Emerging Trends: Expansion of Carbon Pricing Mechanisms on the Horizon
Looking to the future, the report anticipates a significant increase in the adoption of new carbon pricing instruments over the next five years. ETSs are projected to expand considerably, with new systems currently under development that could potentially increase global emissions coverage by seven percentage points, representing a substantial 25% rise. Furthermore, governments are increasingly extending carbon pricing schemes to encompass more complex sectors, such as waste incineration. Explicit carbon pricing is gaining momentum in several countries, with four nations now imposing higher explicit carbon prices than fuel excise taxes per gigajoule (GJ) of energy. The report also highlights a growing emphasis on taxing fuel and electricity through the Effective Energy Rate (EER). However, a significant challenge remains: more than half of global energy use remained untaxed in 2023. There is also a significant disparity between high-income and low- and middle-income countries in energy taxation: high-income countries taxed at an average of EUR 4.96/GJ, compared to just EUR 0.54/GJ in low- and middle-income economies.
Policy Implications and Recommendations: Charting a Course for Effective Action
The report emphasizes the urgent need for significantly increased carbon pricing to meet global climate targets. Current pricing levels of EUR 14.0/tCO₂e must rise substantially, reaching EUR 60–120/tCO₂e by 2030 to align with these crucial goals. If this increase is not achieved, complementary policies that deliver equivalent emission reductions must be implemented without delay. The report provides several key recommendations for governments: introducing or expanding ETSs to cover a broader range of sectors; implementing Border Carbon Adjustments to effectively mitigate carbon leakage; and supporting investments in low-emission technologies through strategic subsidies and tax incentives. While the global energy crisis has undoubtedly complicated progress on carbon pricing, it has also served to highlight the critical importance of designing resilient and adaptive policies that effectively balance affordability, energy security, and climate mitigation.

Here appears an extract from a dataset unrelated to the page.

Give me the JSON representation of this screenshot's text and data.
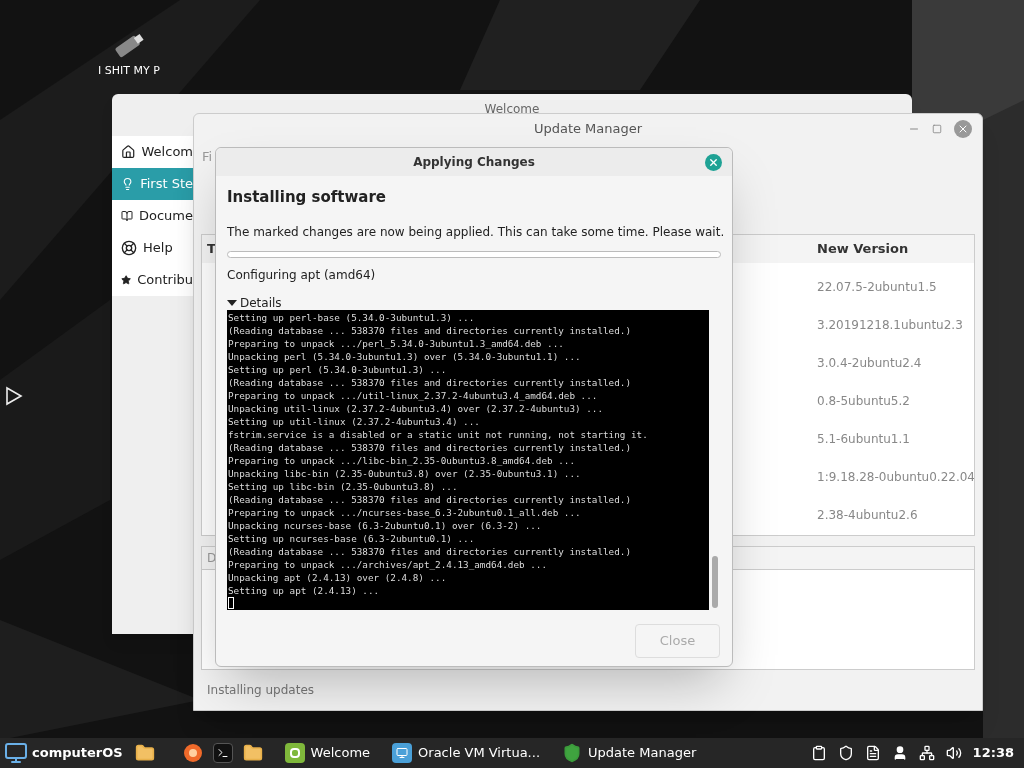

Navigating a Complex Path Towards a Sustainable Future
The report concludes that there is no single, universally applicable solution to carbon pricing and energy policy. Each country operates within its own unique economic, political, and social context, employing a diverse mix of instruments to address the complex challenge of climate change. As international policy interactions become increasingly intricate, enhanced collaboration and innovation will be absolutely essential to overcome existing challenges and pave the way for a truly sustainable, low-carbon future.